Fingerprinting nonminimal Higgs sectors

After the discovery of the standard model-like Higgs boson at the LHC, the structure of the Higgs sector remains unknown. We discuss how it can be determined by the combination of direct and indirect searches for additional Higgs bosons at future collider experiments. First of all, we evaluate expected excluded regions for the mass of additional neutral Higgs bosons from direct searches at the LHC with the 14 TeV collision energy in the two Higgs doublet models with a softly broken Z(2) symmetry. Second, precision measurements of the Higgs boson couplings at future experiments can be used for the indirect search of extended Higgs sectors if the measured coupling constant with the gauge boson slightly deviates from the standard model value. In particular, in the two Higgs doublet model with the softly broken discrete symmetry, there are four types of Yukawa interactions, so that they can be discriminated by measuring the pattern of deviations in Yukawa coupling constants. Furthermore, we can fingerprint various extended Higgs sectors with future precision data by detecting the pattern of deviations in the coupling constants of the standard model-like Higgs boson.
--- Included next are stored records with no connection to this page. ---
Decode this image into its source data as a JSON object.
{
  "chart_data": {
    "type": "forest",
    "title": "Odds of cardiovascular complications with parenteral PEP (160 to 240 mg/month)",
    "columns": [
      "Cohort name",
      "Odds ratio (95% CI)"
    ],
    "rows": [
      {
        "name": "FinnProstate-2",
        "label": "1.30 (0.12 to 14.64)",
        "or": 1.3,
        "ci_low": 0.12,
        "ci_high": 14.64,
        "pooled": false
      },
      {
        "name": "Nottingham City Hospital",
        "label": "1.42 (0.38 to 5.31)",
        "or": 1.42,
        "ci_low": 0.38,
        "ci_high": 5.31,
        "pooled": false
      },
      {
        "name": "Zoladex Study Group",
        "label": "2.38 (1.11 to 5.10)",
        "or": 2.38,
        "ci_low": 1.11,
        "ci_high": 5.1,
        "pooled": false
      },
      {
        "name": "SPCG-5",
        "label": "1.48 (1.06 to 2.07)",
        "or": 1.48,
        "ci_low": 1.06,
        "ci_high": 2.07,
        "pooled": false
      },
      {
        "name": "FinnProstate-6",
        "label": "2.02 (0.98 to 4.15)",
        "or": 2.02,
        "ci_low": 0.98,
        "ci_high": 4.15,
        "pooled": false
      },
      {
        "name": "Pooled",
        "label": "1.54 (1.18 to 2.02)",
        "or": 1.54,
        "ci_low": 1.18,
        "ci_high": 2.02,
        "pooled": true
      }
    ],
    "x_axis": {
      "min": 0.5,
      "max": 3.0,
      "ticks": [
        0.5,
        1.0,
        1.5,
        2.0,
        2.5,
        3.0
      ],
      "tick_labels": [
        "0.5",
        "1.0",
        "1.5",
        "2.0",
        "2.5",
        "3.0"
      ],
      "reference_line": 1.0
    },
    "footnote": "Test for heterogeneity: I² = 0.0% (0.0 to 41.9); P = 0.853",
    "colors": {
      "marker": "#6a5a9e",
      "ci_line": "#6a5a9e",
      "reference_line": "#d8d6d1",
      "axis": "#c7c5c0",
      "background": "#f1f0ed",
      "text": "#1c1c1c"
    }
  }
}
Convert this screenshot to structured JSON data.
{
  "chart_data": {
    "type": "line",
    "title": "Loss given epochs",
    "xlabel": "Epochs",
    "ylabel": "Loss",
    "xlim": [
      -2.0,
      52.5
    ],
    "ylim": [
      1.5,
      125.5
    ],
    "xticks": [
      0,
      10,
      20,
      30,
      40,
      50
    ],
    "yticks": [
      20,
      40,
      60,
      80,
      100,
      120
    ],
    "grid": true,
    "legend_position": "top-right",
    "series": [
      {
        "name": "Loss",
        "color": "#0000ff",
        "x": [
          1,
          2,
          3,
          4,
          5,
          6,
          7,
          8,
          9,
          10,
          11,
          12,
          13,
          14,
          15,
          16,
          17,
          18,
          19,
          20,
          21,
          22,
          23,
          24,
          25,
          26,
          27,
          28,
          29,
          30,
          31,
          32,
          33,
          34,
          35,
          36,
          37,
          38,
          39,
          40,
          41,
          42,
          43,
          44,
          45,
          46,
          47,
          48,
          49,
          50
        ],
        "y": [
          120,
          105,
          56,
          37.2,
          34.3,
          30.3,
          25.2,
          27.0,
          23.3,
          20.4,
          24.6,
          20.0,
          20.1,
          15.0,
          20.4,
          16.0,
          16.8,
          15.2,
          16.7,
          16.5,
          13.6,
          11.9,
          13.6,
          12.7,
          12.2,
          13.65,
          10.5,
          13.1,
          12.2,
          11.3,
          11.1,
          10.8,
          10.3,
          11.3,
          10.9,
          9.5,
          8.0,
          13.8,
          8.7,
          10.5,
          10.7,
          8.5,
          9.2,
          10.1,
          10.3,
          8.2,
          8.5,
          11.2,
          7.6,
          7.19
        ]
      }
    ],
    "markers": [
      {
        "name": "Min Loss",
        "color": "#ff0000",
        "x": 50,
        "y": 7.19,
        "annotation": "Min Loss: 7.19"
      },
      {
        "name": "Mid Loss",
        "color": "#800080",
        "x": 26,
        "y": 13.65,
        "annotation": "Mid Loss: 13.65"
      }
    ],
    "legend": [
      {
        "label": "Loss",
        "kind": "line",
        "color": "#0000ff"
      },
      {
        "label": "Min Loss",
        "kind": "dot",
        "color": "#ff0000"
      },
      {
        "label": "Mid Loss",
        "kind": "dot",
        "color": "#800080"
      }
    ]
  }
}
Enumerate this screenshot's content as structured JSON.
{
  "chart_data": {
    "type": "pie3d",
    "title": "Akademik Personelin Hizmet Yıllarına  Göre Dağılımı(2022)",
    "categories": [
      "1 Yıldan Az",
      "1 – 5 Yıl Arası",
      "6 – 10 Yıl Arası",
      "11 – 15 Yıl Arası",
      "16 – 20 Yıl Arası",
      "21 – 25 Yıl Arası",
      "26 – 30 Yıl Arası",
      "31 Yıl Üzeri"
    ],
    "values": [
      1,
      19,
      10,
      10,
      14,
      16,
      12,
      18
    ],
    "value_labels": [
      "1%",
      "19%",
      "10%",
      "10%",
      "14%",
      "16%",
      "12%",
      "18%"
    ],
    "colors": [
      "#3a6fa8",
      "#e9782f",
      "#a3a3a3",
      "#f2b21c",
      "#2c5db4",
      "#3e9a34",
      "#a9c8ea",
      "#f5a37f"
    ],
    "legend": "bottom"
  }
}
We demonstrate how the pattern of deviations can be different among various Higgs sectors that predict the electroweak rho parameter to be unity, such as models with additional an isospin singlet, a doublet, triplets, or a septet. We conclude that, as long as the gauge coupling constant of the Higgs boson slightly differs from the standard model prediction but is enough to be detected at the LHC and its high-luminosity run or at the International Linear Collider, we can identify the nonminimal Higgs sector even without direct discovery of additional Higgs bosons at the LHC.